Sexta-feira, meu último paciente chega ao consultório. Olho a ficha, o nome e profissão e vejo tratar-se de uma dentista com mais ou menos 40 anos. A fácies de dor deixa transparecer o sofrimento e as olheiras mostram noites mal dormidas. O corpo é atlético, de quem se dedica regularmente à pratica de exercícios. Após cumprimentá-la, pergunto o motivo da consulta. Ela responde: “Tenho uma dor nas costas há mais ou menos 1 mês que coincidiu com o período em que estava trabalhando 12 horas por dia. Às vezes sinto dores irradiadas para os MMSS, como se minhas mãos estivessem vestindo umas luvas. Esporadicamente, sinto sensação de agulhadas, mas ultimamente estou assustada, pois também tenho dor no peito e nas costelas. Passei por vários ortopedistas mas ninguém chegou a uma conclusão. Os relaxantes não fazem efeito e os anti-inflamatórios têm alívio temporário.”
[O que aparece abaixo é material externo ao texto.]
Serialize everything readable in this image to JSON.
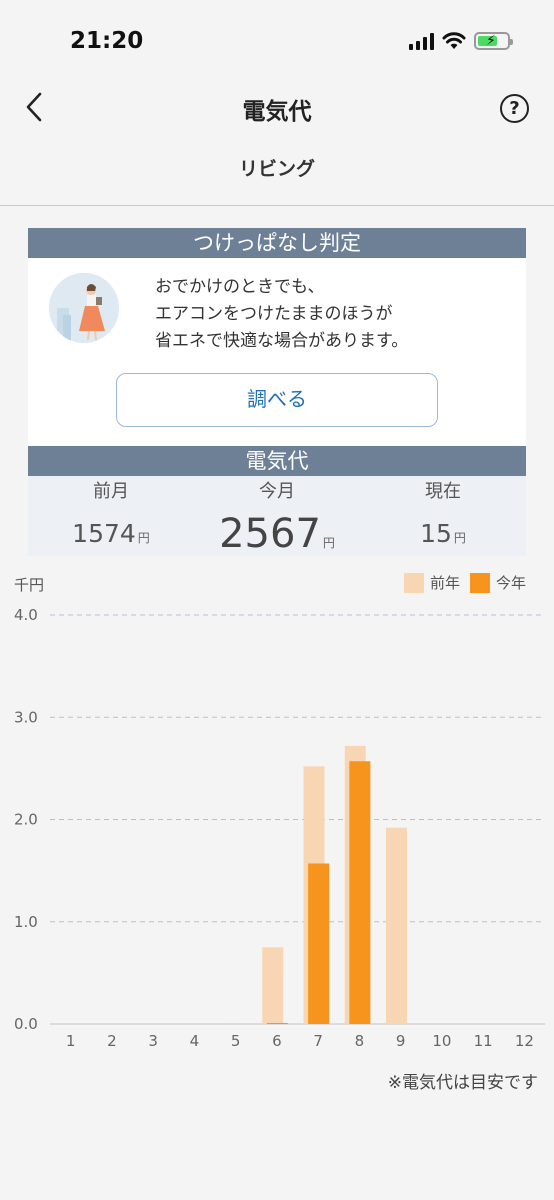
{
  "status_bar": {
    "time": "21:20"
  },
  "header": {
    "title": "電気代",
    "help_label": "?",
    "room": "リビング"
  },
  "judge": {
    "title": "つけっぱなし判定",
    "lines": [
      "おでかけのときでも、",
      "エアコンをつけたままのほうが",
      "省エネで快適な場合があります。"
    ],
    "button_label": "調べる"
  },
  "summary": {
    "title": "電気代",
    "items": [
      {
        "label": "前月",
        "value": "1574",
        "unit": "円"
      },
      {
        "label": "今月",
        "value": "2567",
        "unit": "円"
      },
      {
        "label": "現在",
        "value": "15",
        "unit": "円"
      }
    ]
  },
  "colors": {
    "band": "#6e8096",
    "last_year": "#f8d6b3",
    "this_year": "#f7941d",
    "link": "#1f6fb5"
  },
  "chart_data": {
    "type": "bar",
    "y_unit": "千円",
    "categories": [
      "1",
      "2",
      "3",
      "4",
      "5",
      "6",
      "7",
      "8",
      "9",
      "10",
      "11",
      "12"
    ],
    "series": [
      {
        "name": "前年",
        "values": [
          0,
          0,
          0,
          0,
          0.01,
          0.75,
          2.52,
          2.72,
          1.92,
          0,
          0,
          0
        ]
      },
      {
        "name": "今年",
        "values": [
          0,
          0,
          0,
          0,
          0,
          0.01,
          1.57,
          2.57,
          0,
          0,
          0,
          0
        ]
      }
    ],
    "yticks": [
      "0.0",
      "1.0",
      "2.0",
      "3.0",
      "4.0"
    ],
    "ylim": [
      0,
      4.0
    ],
    "grid": true,
    "legend": "top-right"
  },
  "note": "※電気代は目安です"
}
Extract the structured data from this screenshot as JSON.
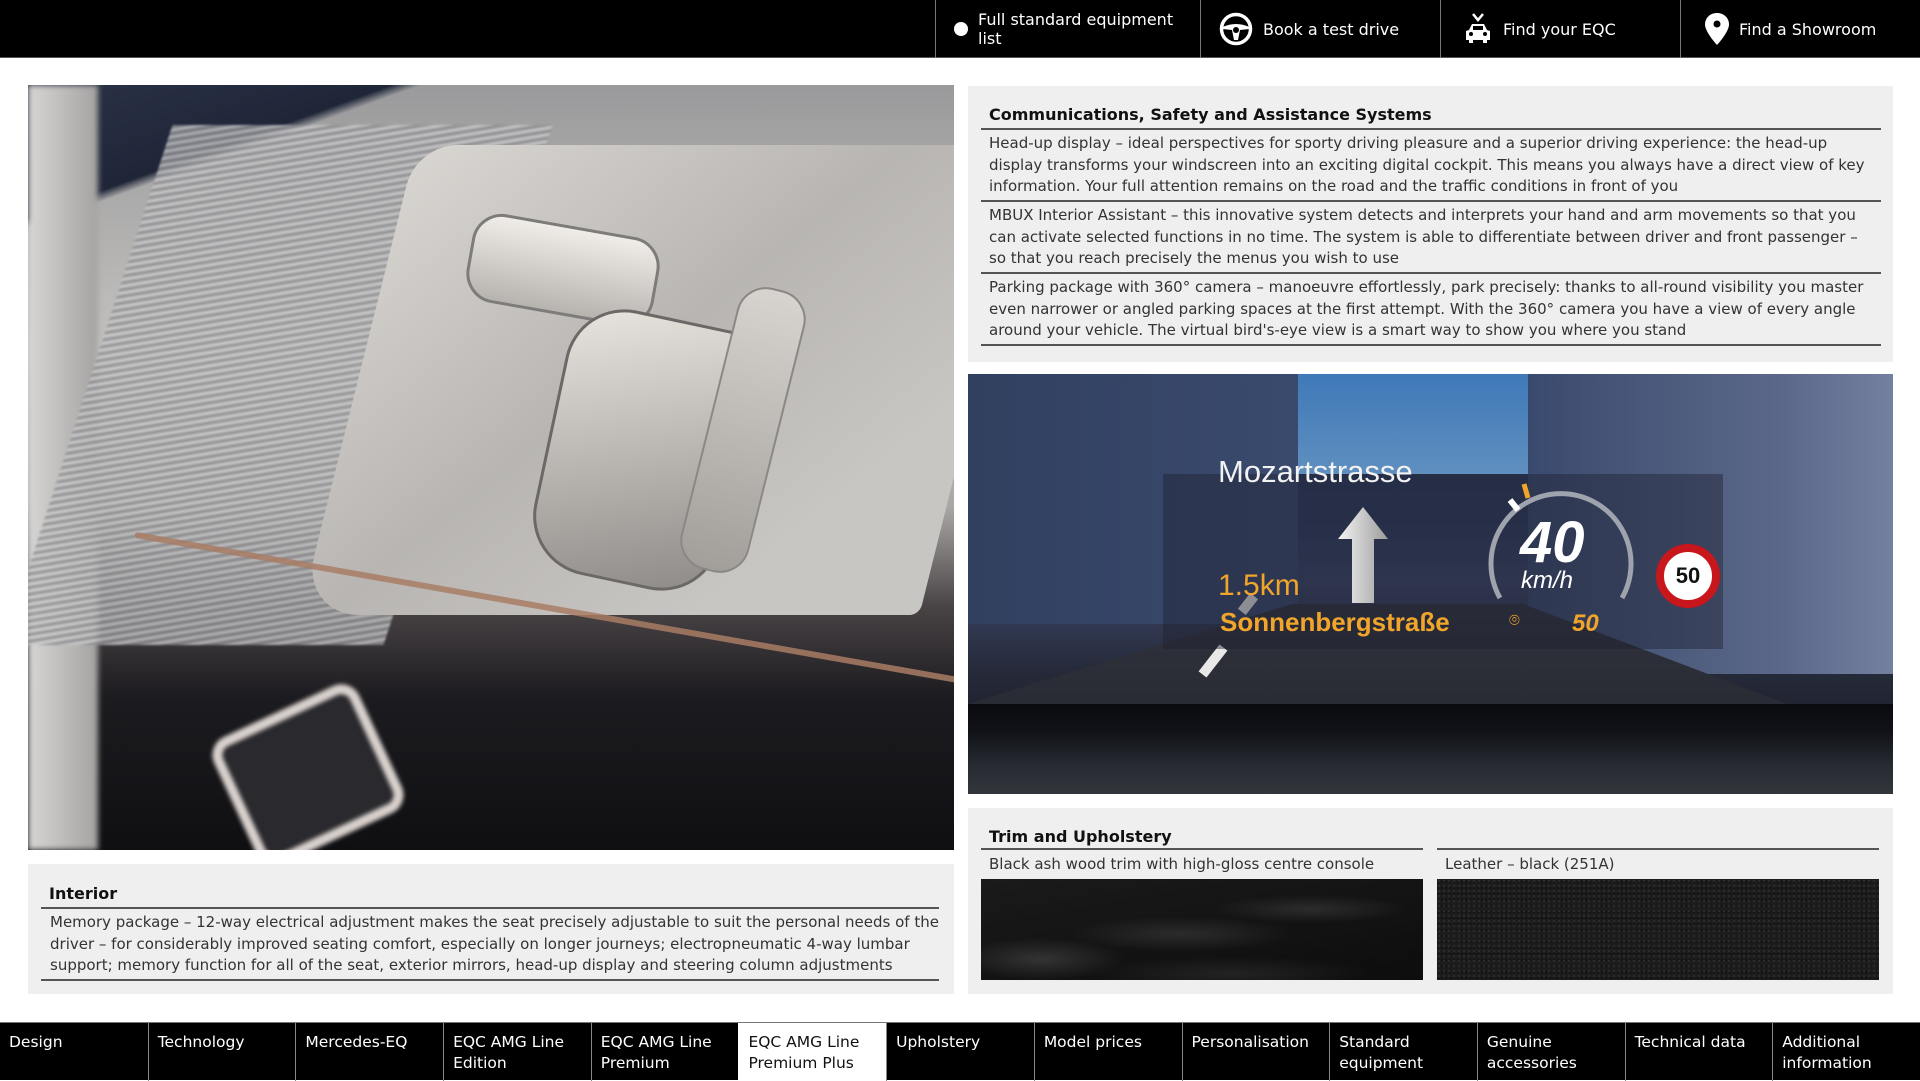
{
  "topnav": {
    "items": [
      {
        "label": "Full standard equipment list",
        "icon": "circle-icon"
      },
      {
        "label": "Book a test drive",
        "icon": "steering-wheel-icon"
      },
      {
        "label": "Find your EQC",
        "icon": "car-locate-icon"
      },
      {
        "label": "Find a Showroom",
        "icon": "map-pin-icon"
      }
    ]
  },
  "images": {
    "left_photo_alt": "Door panel with memory seat adjustment controls",
    "hud_photo_alt": "Head-up display projection on windscreen"
  },
  "hud": {
    "street": "Mozartstrasse",
    "distance": "1.5km",
    "destination": "Sonnenbergstraße",
    "speed": "40",
    "unit": "km/h",
    "limit_readout": "50",
    "sign_limit": "50"
  },
  "communications": {
    "title": "Communications, Safety and Assistance Systems",
    "items": [
      "Head-up display – ideal perspectives for sporty driving pleasure and a superior driving experience: the head-up display transforms your windscreen into an exciting digital cockpit. This means you always have a direct view of key information. Your full attention remains on the road and the traffic conditions in front of you",
      "MBUX Interior Assistant – this innovative system detects and interprets your hand and arm movements so that you can activate selected functions in no time. The system is able to differentiate between driver and front passenger – so that you reach precisely the menus you wish to use",
      "Parking package with 360° camera – manoeuvre effortlessly, park precisely: thanks to all-round visibility you master even narrower or angled parking spaces at the first attempt. With the 360° camera you have a view of every angle around your vehicle. The virtual bird's-eye view is a smart way to show you where you stand"
    ]
  },
  "interior": {
    "title": "Interior",
    "items": [
      "Memory package – 12-way electrical adjustment makes the seat precisely adjustable to suit the personal needs of the driver – for considerably improved seating comfort, especially on longer journeys; electropneumatic 4-way lumbar support; memory function for all of the seat, exterior mirrors, head-up display and steering column adjustments"
    ]
  },
  "trim": {
    "title": "Trim and Upholstery",
    "swatches": [
      {
        "label": "Black ash wood trim with high-gloss centre console"
      },
      {
        "label": "Leather – black (251A)"
      }
    ]
  },
  "bottomnav": {
    "active_index": 5,
    "items": [
      {
        "label": "Design"
      },
      {
        "label": "Technology"
      },
      {
        "label": "Mercedes-EQ"
      },
      {
        "label": "EQC AMG Line Edition"
      },
      {
        "label": "EQC AMG Line Premium"
      },
      {
        "label": "EQC AMG Line Premium Plus"
      },
      {
        "label": "Upholstery"
      },
      {
        "label": "Model prices"
      },
      {
        "label": "Personalisation"
      },
      {
        "label": "Standard equipment"
      },
      {
        "label": "Genuine accessories"
      },
      {
        "label": "Technical data"
      },
      {
        "label": "Additional information"
      }
    ]
  },
  "colors": {
    "nav_bg": "#000000",
    "panel_bg": "#efefef",
    "hud_accent": "#f2a52b",
    "sign_red": "#c8161d"
  }
}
Na minha mente desfilam alguns fatos: dor torácica é SEMPRE UMA BANDEIRA VERMELHA!!! Não posso manipulá-la sem antes ter um diagnóstico de exclusão. Continuo pensando em patologias orgânicas a serem excluídas: mielopatia cervical, lesões do neurônio motor superior, síndrome do desfiladeiro torácico, angina, compressão de raízes nervosas, síndrome Parsonage turner, hérnia de disco torácica, polineurite, doença sistêmica, tumores, fibromialgia, entre outros.

O exame subjetivo (SINE) mostra Severidade intensa, pois a dor tem atrapalhado seu trabalho além das atividades de vida doméstica e esportivas; Irritabilidade: alta. Após ser provocada, a dor pode persistir por várias horas. A natureza do problema sugere processo inflamatório mecânico ou químico. Em relação à estabilidade, a paciente está piorando, pelo fato das dores agora serem mais frequentes, intensas e espalhadas. O comportamento da dor nas 24 horas mostra predominância diurna, preferencialmente relacionada à atividade, mas também há dores noturnas que impedem o sono sem associação à posição de dormir.

Após 35 minutos de avaliação subjetiva, passo ao exame objetivo. A avaliação postural evidencia projeção anterior da cabeça, com aumento da cifose torácica, ombros rodados internamente e os cotovelos em ligeira flexão. Nada encontro, de significativo, na coluna cervical do ponto de vista osteocinemático (incluindo movimentos combinados) ou artrocinemático. Checo então a torácica, que esta rígida e com um ponto sensível entre T4/T5. O exame neurológico foi normal (força, reflexos, sensibilidade). Não havia relação da parestesia descrita com o dermátomo correspondente. A avaliação neuro-dinâmica (mediano, ulnar, radial) não mostra anormalidades. Finalmente avalio os exames complementares (RMN,TC, ENMG, ECG), todos normais. Exames laboratoriais incluindo hormônios tireoidianos, marcadores reumáticos e inflamatórios também estão normais.

Meu raciocínio comparativo me remete a dois casos que atendi na minha vida profissional. Peço-lhe um tempo para estudar seu caso com mais detalhes e após uma revisão da literatura científica, BINGO!! Síndrome de T4 foi minha conclusão.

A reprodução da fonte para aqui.